Researchers at the FSU center will lead a team of scientists working on energy and machinery requirements associated with an all-electric ship, according to FSU. Those scientists and engineers represent the Massachusetts Institute of Technology, Mississippi State University, Purdue University, University of South Carolina, The University of Texas at Austin and Virginia Tech.
“Federal funding has become increasingly competitive over the past few years as the pot of funds has shrunk dramatically,” said FSU’s Vice President for Research Gary Ostrander. “To receive such a huge level of funding from the Office of Naval Research is a great tribute to the researchers at CAPS and speaks to the quality of work they perform for the Navy.”
CAPS is directed by Roger McGinnis, a retired U.S. Navy captain, who has held senior executive positions with the Department of Homeland Security Science and Technology and at the Office of Naval Research.
At the Office of Naval Research, McGinnis directed several major research projects, including the production of high energy lasers, high-power microwaves, electromagnetic rail guns, and an autonomous helicopter program that will be part of future Navy ships and aircraft.
“This is the largest grant ever received by CAPS, and to me, it reflects the respect the Navy has for the previous research and testing CAPS researchers have accomplished over the past 15 years,” said CAPS Director Roger McGinnis.
While electric ships already exist, most of them are powered by gas turbines, FSU said. The Tallahassee center has been tapped to play a major role in building a ship on which one power source would be controlling all computer systems, energy storage, sensors and propulsion capability.
CAPS was founded by FSU in 2000.
The Navy gave CAPS this accreditation because of a process the local facility pioneered called power hardware in the loop in which researchers can simulate real-time environmental and electrical conditions with minimal risk or damage to equipment while retaining a high level of flexibility, the university said.

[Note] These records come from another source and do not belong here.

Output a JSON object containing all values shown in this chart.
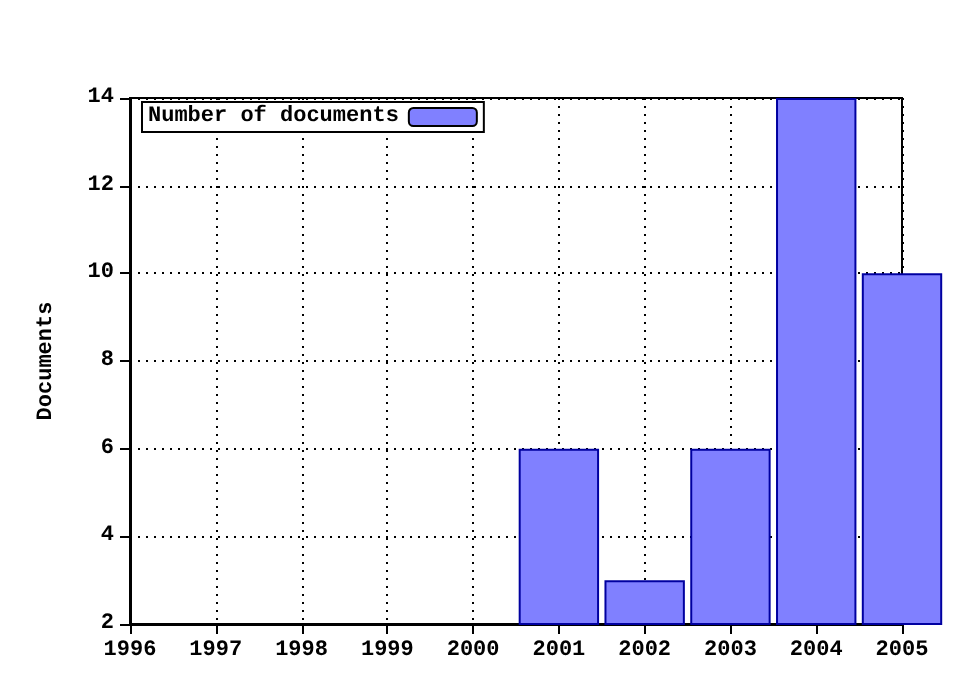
{
  "chart_data": {
    "type": "bar",
    "ylabel": "Documents",
    "x": [
      2001,
      2002,
      2003,
      2004,
      2005
    ],
    "series": [
      {
        "name": "Number of documents",
        "color": "#8080ff",
        "values": [
          6,
          3,
          6,
          14,
          10
        ]
      }
    ],
    "xlim": [
      1996,
      2005
    ],
    "xticks": [
      1996,
      1997,
      1998,
      1999,
      2000,
      2001,
      2002,
      2003,
      2004,
      2005
    ],
    "ylim": [
      2,
      14
    ],
    "yticks": [
      2,
      4,
      6,
      8,
      10,
      12,
      14
    ],
    "grid": true,
    "legend": "top left"
  }
}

For instance, a new power converter could be taken through a power surge or overload scenario to see how it responds in a highly controlled lab environment.
“We want the Navy to understand the risks or benefits if they take one path versus another when they are choosing different types of technologies,” said Michael “Mischa” Steurer, research faculty and leader of the Power Systems Research Group at CAPS. “Our simulations allow us to see the full picture of these new technological options.”